D'autre part, la morale enfante la religion. L'homme veut qu'on lui obéisse autour de lui; il veut maintenir le bon ordre autour de lui. Rien de plus jusqu'à présent. Pour cela il a recours d'abord à la force, puis à la persuasion, puis à l'exemple, et ce sont peut-être trois stades, très longs, de l'humanité primitive. – La force ne suffit pas, elle s'épuise; elle rencontre des résistances dans les faiblesses coalisées qui sont des forces à leur tour; elle ne suffit pas.

La persuasion vient au secours. L'homme s'efforce de démontrer que ce qu'il commande est le bien général et que non seulement lui, mais tous en profitent. Cela ne laisse pas de réussir: mais cela s'épuise aussi, rencontre des résistances dans le sophisme ou l'ironie ou l'indifférence; la persuasion ne suffit pas.

L'homme s'avise que l'exemple est d'une grande force et même est la seule force morale un peu sérieuse. Il plie les autres à l'obéissance en obéissant lui-même, c'est-à-dire, ce qu'il veut qui soit fait il en fait une règle permanente à laquelle il obéit le premier. Cela a une très grande influence; mais ne suffit pas; d abord parce que la force de l'exemple est combattue par l'individualisme, par les passions personnelles; ensuite parce qu'aucun homme ou presque aucun ne peut donner un bon exemple permanent, indéfectible, auquel il soit lui-même absolument et éternellement fidèle. Ni la force, ni la persuasion, ni l'exemple ne suffisent.

Alors l'homme s'avise de chercher une autorité en dehors de lui. Ces règles qu'il a prescrites, il les donne comme venant de plus grand et de plus fort et de plus haut que lui. Il s'appuie d'une autorité supérieure. Il dit: «Ce que je commande, ce sont ces forces qui vous entourent et qui sont si redoutables, qui vous l'ordonnent et qui l'ordonnent à moi-même; car s'il n'en était pas ainsi, pourquoi obéirais-je moi-même à ce que je vous prescris? L'ordre du père de famille, du chef de tribu, c'est l'ordre du ciel.»
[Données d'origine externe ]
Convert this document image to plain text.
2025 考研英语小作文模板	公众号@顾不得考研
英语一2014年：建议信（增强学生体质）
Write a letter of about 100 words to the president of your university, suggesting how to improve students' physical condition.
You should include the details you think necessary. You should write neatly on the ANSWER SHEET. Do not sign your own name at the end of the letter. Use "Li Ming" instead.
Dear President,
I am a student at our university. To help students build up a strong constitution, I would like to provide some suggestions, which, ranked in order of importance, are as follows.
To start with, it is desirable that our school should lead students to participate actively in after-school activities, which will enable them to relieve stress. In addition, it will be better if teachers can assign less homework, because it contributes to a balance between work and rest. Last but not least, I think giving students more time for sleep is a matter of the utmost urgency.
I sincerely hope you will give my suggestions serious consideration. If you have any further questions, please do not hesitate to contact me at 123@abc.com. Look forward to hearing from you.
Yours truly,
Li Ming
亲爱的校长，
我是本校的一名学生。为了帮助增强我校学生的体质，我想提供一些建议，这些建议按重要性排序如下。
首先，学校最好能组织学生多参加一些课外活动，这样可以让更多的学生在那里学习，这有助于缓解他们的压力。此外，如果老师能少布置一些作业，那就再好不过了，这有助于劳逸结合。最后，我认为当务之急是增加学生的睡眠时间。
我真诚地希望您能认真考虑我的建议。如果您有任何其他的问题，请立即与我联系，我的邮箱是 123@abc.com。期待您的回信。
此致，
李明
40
Et remarquez qu'en disant cela, il n'est pas fourbe. Ce n'est pas un mensonge diplomatique. Ce serait un mensonge diplomatique s'il n'avait, pour se faire obéir, employé que la force. Mais il a employé la persuasion et le bon exemple, c'est-à-dire qu'il est entré dans l'ordre des forces morales et c'est-à-dire des forces mystiques. Il a été éloquent et il a été consciencieux. Il s'est fait un instrument d'argumentation et il s'est fait une conscience. Dès que l'homme emploie autre chose que la force, il sent un Dieu en lui. Habitat Deus. Il sent en lui quelque chose qui ne se mesure pas, dont il ne connaît pas les limites, qui est spirituel et qu'il ne sent pas absolument à lui comme son poing ou son bras. Il se sent inspiré. Il croît l'être. Et ce Dieu qu'il invoque comme autorité appuyant sa parole et sa pensée, il y croit comme à l'inspirateur secret qui a dicté sa pensée et sa parole.

La religion est née. Elle est née de la morale. Elle est née de la nécessité de l'ordre ici-bas. Cet ordre, pour se faire respecter, a pris toutes les armes: il a pris la force, il a pris la persuasion, il a pris le bon exemple. Dès qu'il a pris le bon exemple pour arme, il est devenu conscience. Dès qu'il est devenu conscience, Dieu est né, car la conscience s'appuie sur Dieu comme sur son autorité et le suppose comme son auteur, et la divinité est pour elle comme une conscience universelle. La morale enfante la religion.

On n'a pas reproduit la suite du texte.